L'arbitre siffle la fin du match, c'est l'hystérie. Les enfants courent partout, les jeunes quittent le stade pour rejoindre Paris et les moins jeunes restent pour observer, hypnotisés par les scènes de liesse en direct du stade Loujniki qui défilent sur le grand écran. Deux trentenaires discutent. Ils replongent dans les années 98 et la «folie sur les Champs» après la victoire. «Quand je vois les plus jeunes avec le drapeau de la France ça fait plaisir, je ne m'y attendais pas, en tout cas pas autant après toutes les polémiques ces dernières années », explique un chauffeur de bus. Son voisin: «C'est étonnant mais quand tu vois l'équipe c'est normal… Je crois qu'on va avoir la cote pendant un petit moment.» Ils rigolent. Devant le stade, on tombe sur des ados et des vannes. L'un d'entre eux interroge: «Pourquoi tu viens toujours avec ton drapeau de l'Algérie ? » La réponse fuse: «La mère de Mbapp" est algérienne».  Un argument qui ne suffit pas à convaincre autour de lui. Yssa, 16 ans: «C'est la France non? Et en plus, même quand la Chine qui joue contre le Japon, tu sors ton drapeau de l'Algérie.»

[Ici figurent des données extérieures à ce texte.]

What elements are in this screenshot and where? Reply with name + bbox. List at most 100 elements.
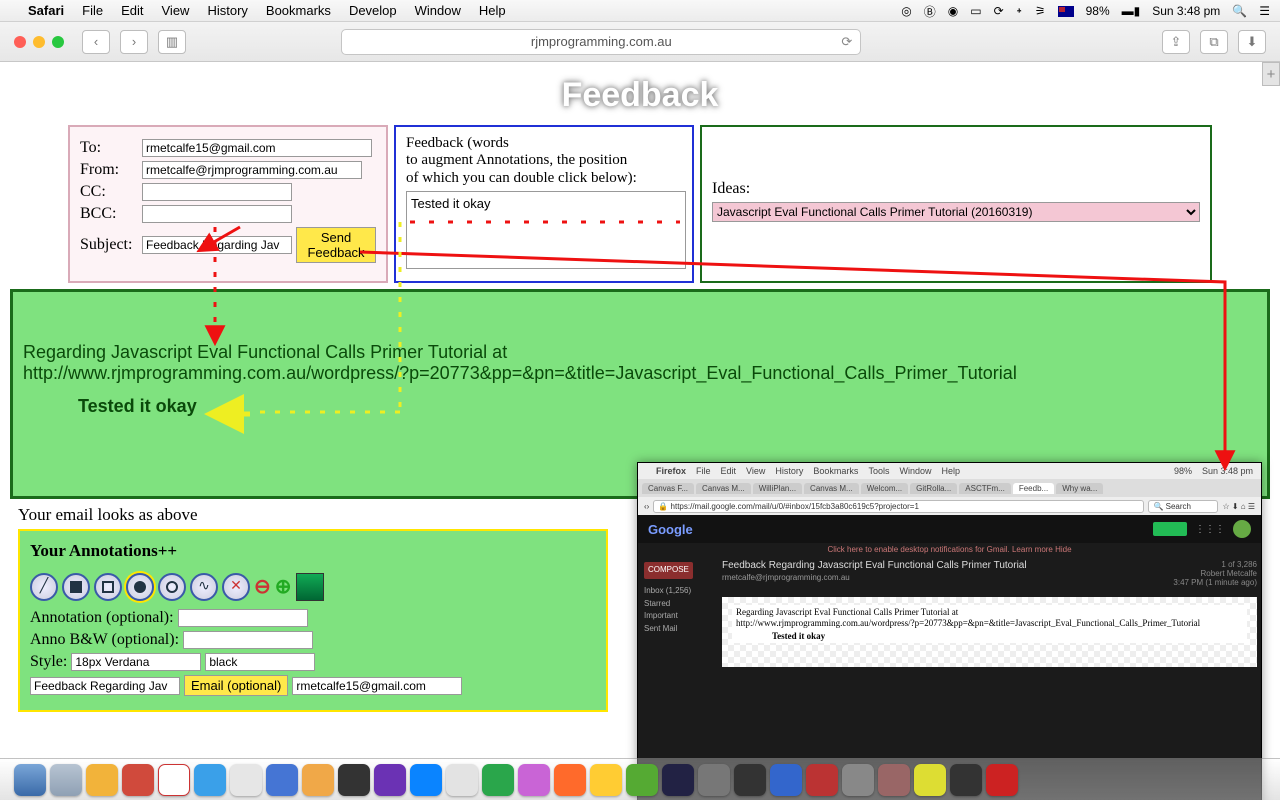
tool-square-icon[interactable]	[94, 573, 122, 601]
email-optional-input[interactable]	[292, 677, 462, 695]
tool-delete-icon[interactable]: ✕	[222, 573, 250, 601]
tool-curve-icon[interactable]: ∿	[190, 573, 218, 601]
subject-input[interactable]	[142, 236, 292, 254]
dock-app-icon[interactable]	[518, 764, 550, 796]
sync-icon[interactable]: ⟳	[994, 4, 1004, 18]
dock-app-icon[interactable]	[446, 764, 478, 796]
menu-develop[interactable]: Develop	[349, 3, 397, 18]
page-title: Feedback	[0, 76, 1280, 115]
dock-app-icon[interactable]	[590, 764, 622, 796]
dock-app-icon[interactable]	[842, 764, 874, 796]
dock-app-icon[interactable]	[158, 764, 190, 796]
style-color-input[interactable]	[205, 653, 315, 671]
mac-dock	[0, 758, 1280, 800]
bluetooth-icon[interactable]: ᛭	[1016, 4, 1023, 18]
dock-app-icon[interactable]	[50, 764, 82, 796]
style-font-input[interactable]	[71, 653, 201, 671]
dock-app-icon[interactable]	[410, 764, 442, 796]
dock-app-icon[interactable]	[878, 764, 910, 796]
dock-app-icon[interactable]	[230, 764, 262, 796]
menu-history[interactable]: History	[207, 3, 247, 18]
bcc-input[interactable]	[142, 205, 292, 223]
notifications-icon[interactable]: ☰	[1259, 4, 1270, 18]
dock-app-icon[interactable]	[266, 764, 298, 796]
gmail-body: Regarding Javascript Eval Functional Cal…	[722, 597, 1257, 667]
reload-icon[interactable]: ⟳	[841, 34, 852, 50]
dock-app-icon[interactable]	[914, 764, 946, 796]
dock-app-icon[interactable]	[482, 764, 514, 796]
menu-edit[interactable]: Edit	[121, 3, 143, 18]
menu-bookmarks[interactable]: Bookmarks	[266, 3, 331, 18]
anno-bw-input[interactable]	[183, 631, 313, 649]
dock-app-icon[interactable]	[14, 764, 46, 796]
address-bar[interactable]: rjmprogramming.com.au ⟳	[341, 29, 861, 55]
spotlight-icon[interactable]: 🔍	[1232, 4, 1247, 18]
zoom-out-icon[interactable]: ⊖	[254, 574, 271, 599]
tool-circle-fill-icon[interactable]	[126, 573, 154, 601]
dock-app-icon[interactable]	[698, 764, 730, 796]
dock-app-icon[interactable]	[950, 764, 982, 796]
page-body: Feedback To: From: CC: BCC: Subject:	[0, 62, 1280, 800]
dock-app-icon[interactable]	[806, 764, 838, 796]
ff-forward-icon: ›	[647, 502, 650, 511]
clock[interactable]: Sun 3:48 pm	[1152, 4, 1220, 18]
email-optional-button[interactable]: Email (optional)	[184, 675, 288, 696]
downloads-button[interactable]: ⬇	[1238, 30, 1266, 54]
email-form-panel: To: From: CC: BCC: Subject: Send Feedbac…	[68, 125, 388, 283]
status-icon[interactable]: ◉	[948, 4, 958, 18]
tool-square-fill-icon[interactable]	[62, 573, 90, 601]
dock-app-icon[interactable]	[338, 764, 370, 796]
app-name[interactable]: Safari	[28, 3, 64, 18]
dock-app-icon[interactable]	[194, 764, 226, 796]
gmail-count: 1 of 3,286	[1173, 560, 1257, 569]
tool-circle-icon[interactable]	[158, 573, 186, 601]
bottom-subject-input[interactable]	[30, 677, 180, 695]
menu-file[interactable]: File	[82, 3, 103, 18]
dock-app-icon[interactable]	[374, 764, 406, 796]
tabs-button[interactable]: ⧉	[1200, 30, 1228, 54]
subject-label: Subject:	[80, 236, 138, 254]
zoom-in-icon[interactable]: ⊕	[275, 574, 292, 599]
gmail-screenshot-overlay: Firefox File Edit View History Bookmarks…	[637, 462, 1262, 800]
dock-app-icon[interactable]	[626, 764, 658, 796]
menu-help[interactable]: Help	[479, 3, 506, 18]
airplay-icon[interactable]: ▭	[970, 4, 981, 18]
ff-tab: WilliPlan...	[753, 483, 802, 494]
menu-view[interactable]: View	[162, 3, 190, 18]
preview-thumb[interactable]	[296, 573, 324, 601]
fullscreen-window-button[interactable]	[52, 36, 64, 48]
send-feedback-button[interactable]: Send Feedback	[296, 227, 376, 263]
cc-input[interactable]	[142, 183, 292, 201]
to-input[interactable]	[142, 139, 372, 157]
dock-app-icon[interactable]	[302, 764, 334, 796]
ff-menu-item: Tools	[868, 466, 889, 476]
status-icon[interactable]: Ⓑ	[924, 3, 936, 20]
feedback-textarea[interactable]: Tested it okay	[406, 191, 686, 269]
from-label: From:	[80, 161, 138, 179]
flag-icon[interactable]	[1058, 6, 1074, 17]
battery-icon: ▬▮	[1122, 4, 1141, 18]
dock-app-icon[interactable]	[734, 764, 766, 796]
forward-button[interactable]: ›	[120, 30, 148, 54]
url-text: rjmprogramming.com.au	[531, 34, 672, 49]
dock-app-icon[interactable]	[122, 764, 154, 796]
menu-window[interactable]: Window	[415, 3, 461, 18]
ideas-select[interactable]: Javascript Eval Functional Calls Primer …	[712, 202, 1200, 222]
dock-app-icon[interactable]	[770, 764, 802, 796]
ff-tab: ASCTFm...	[959, 483, 1011, 494]
dock-app-icon[interactable]	[554, 764, 586, 796]
sidebar-button[interactable]: ▥	[158, 30, 186, 54]
minimize-window-button[interactable]	[33, 36, 45, 48]
dock-app-icon[interactable]	[662, 764, 694, 796]
share-button[interactable]: ⇪	[1162, 30, 1190, 54]
status-icon[interactable]: ◎	[901, 4, 911, 18]
from-input[interactable]	[142, 161, 362, 179]
wifi-icon[interactable]: ⚞	[1035, 4, 1046, 18]
dock-app-icon[interactable]	[86, 764, 118, 796]
ff-tab: GitRolla...	[910, 483, 957, 494]
close-window-button[interactable]	[14, 36, 26, 48]
tool-line-icon[interactable]: ╱	[30, 573, 58, 601]
dock-app-icon[interactable]	[986, 764, 1018, 796]
annotation-input[interactable]	[178, 609, 308, 627]
back-button[interactable]: ‹	[82, 30, 110, 54]
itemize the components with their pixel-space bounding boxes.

En s'éloignant du stade des Grands-Pêchers, des drapeaux, des voitures, des motos, des passants. Un soir de fête. A Bondy, ville de Kylian Mbappé, sur la route Nationale 3, un énorme bouchon se forme. Les gosses sortent leurs têtes par les fenêtres, les curieux filment. Près d'un fast-food, deux filles ne lâchent pas du regard un écran de téléphone. Paul Pogba est en direct sur le réseau social Instagram. «Des barres de rire», répètent-elles à l'envi. Elles attendent une copine pour rejoindre la capitale. Même ambiance à Pantin : sur le boulevard Jean-Lolive une grande haie se forme avec des drapeaux de la France. Et autour, toujours la même photo: des couleurs et des âges. Des jeunes en moto-cross bruyante défilent sur une roue. Des acrobates. Un habitant: «En temps normal c'est très chiant, ça dérange tout le quartier. Mais ce soir, c'est différent parce que la France a gagné.»